Queridos amigos ouvintes, obrigado por sua companhia. Fique agora com Wake Up Sunshine do grupo musical Chicago. São 6:05 da manhã, bom dia!

A música com todo o seu toque nostálgico é cantada à capela. Começo cantar junto com os cantores.

Acorde raio de sol
Abra seus olhos sonolentos para mim
Você não pode se esconder
Eu estive esperando por toda a noite
Pessoas esperando pela luz
Raio de sol, raio de sol

Tamborilo meus dedos baixinho no volante. Blaine começa a despertar ao meu lado.

Acorde raio de sol
Me deixe sentir o calor de sua luz de sol sobre mim
Você não pode se esconder
A noite foi longa e a noite foi fria
Mas hoje nós estamos um dia mais velhos
Raio de sol, você faz minha vida raio de sol

Posso jurar ter visto os cantos dos lábios de Blaine se curvarem em um sorriso disfarçado.
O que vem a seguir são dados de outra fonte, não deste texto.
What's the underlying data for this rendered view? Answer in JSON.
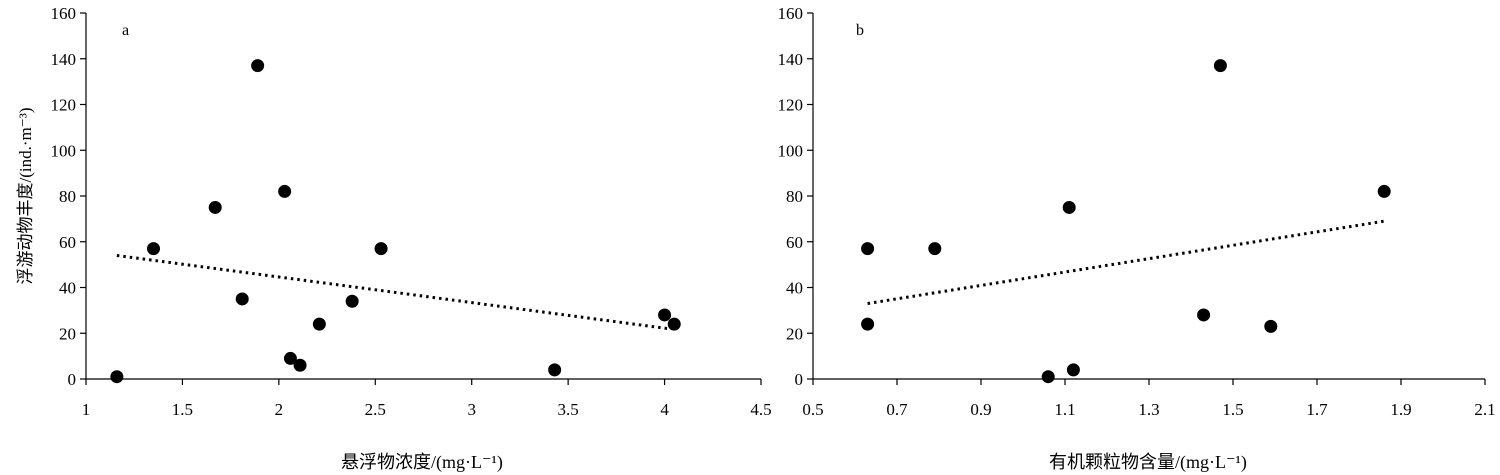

Blaine retira a almofada de trás de sua cabeça e recobre seu rosto com ela.

Você sabe que estou falando com você – Canto olhando para ele agora. – Eu sei que você sabe disso também

Blaine continua recobrindo seu rosto.


Então apenas pare de esconder o seu rosto – Tiro a almofada de seu rosto e a jogo no banco de trás. – Apenas abra seus olhos.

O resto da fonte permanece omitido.